Armin passou horas inventando milhares de significados para a sigla, até que achou um resultado que lhe parecia plausível. ‘’ Union Financière de France! Nenhum lugar pode ser mais capitalista do que um banco! É lá que eles dão asilo ao traidor’’.
O James Bond russo tratou de providenciar imediatamente uma viagem para a França, onde poderia seguir a pista.
Dois dias depois, Armin estava em frente à agência-sede do UFF, em Paris, examinando a construção.
‘’Parece um banco normal, mas eles devem ter um porão onde mantém o Kurilovich escondido’’.
Entrou no edifício e passou a caminhar lá dentro, tentando encontrar alguma anormalidade. Logo veio uma atendente, abordando-o: ‘’Precisa de ajuda, monsieur?’’
‘’Não, estou só dando uma passeada. O banco é muito bonito’’.
‘’Ótimo, então. Qualquer coisa, avise’’.
O espião andou horas pelo estabelecimento, mas não viu nada de estranho. ‘’Chega por hoje. Vou voltar para o hotel, e depois prossigo com a investigação’’.
Saiu do banco e andava pelas ruas, distraído.

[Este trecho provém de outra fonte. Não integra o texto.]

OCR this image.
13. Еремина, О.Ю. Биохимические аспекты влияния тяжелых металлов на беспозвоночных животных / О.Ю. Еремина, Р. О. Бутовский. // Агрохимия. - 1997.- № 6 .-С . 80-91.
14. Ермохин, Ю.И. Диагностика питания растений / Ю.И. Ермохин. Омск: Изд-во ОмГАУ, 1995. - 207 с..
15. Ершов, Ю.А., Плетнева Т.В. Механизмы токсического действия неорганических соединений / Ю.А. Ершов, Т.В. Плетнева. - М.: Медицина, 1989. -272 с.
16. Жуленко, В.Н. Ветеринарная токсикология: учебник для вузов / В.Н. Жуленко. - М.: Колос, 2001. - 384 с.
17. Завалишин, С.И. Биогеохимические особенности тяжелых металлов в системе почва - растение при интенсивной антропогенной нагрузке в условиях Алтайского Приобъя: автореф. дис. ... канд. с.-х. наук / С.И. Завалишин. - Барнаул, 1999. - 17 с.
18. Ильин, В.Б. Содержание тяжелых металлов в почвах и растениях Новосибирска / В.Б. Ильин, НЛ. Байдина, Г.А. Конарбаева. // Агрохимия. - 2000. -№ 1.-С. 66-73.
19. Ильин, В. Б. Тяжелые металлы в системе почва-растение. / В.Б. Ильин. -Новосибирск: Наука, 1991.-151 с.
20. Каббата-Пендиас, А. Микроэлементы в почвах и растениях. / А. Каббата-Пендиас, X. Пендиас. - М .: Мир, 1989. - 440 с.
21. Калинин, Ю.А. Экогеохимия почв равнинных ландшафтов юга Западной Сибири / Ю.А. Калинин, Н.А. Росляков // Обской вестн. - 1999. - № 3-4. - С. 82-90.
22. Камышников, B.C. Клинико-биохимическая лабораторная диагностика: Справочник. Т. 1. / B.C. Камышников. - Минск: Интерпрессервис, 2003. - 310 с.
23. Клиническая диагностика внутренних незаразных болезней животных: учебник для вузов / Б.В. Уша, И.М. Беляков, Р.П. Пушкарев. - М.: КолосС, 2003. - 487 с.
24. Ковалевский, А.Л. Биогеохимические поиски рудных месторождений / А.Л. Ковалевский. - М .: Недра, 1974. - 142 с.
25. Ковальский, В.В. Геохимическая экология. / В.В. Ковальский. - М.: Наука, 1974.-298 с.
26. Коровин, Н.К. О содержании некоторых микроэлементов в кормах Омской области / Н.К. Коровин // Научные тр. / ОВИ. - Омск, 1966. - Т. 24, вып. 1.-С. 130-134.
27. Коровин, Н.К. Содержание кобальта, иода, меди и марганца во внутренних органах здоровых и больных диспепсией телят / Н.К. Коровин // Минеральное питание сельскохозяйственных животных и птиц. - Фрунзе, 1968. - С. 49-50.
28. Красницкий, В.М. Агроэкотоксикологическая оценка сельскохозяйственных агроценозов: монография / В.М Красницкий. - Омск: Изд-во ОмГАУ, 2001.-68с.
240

Estava abalado. ‘’Parece que cheguei longe demais, e, o pior, com uma pista falsa’’.
Enquanto pensava, levou um esbarrão de um homem que andava muito depressa. O homem usava uma jaqueta, em cujas costas estavam escritas as letras ‘’UFF’’. Karamizovich, que era supersticioso, viu aquilo como um sinal claro. Seguiu o suspeito, que logo entrou num beco escuro.
‘’Você’’, gritou Karamizovich, ‘’o que está fazendo nesse beco?’’
O homem respondeu, revelando pela voz ser um jovem. ‘’Não é da sua conta!’’
‘’Não é da minha conta?’’, o espião tirou um revólver da jaqueta, ‘’Fale ou leva bala!’’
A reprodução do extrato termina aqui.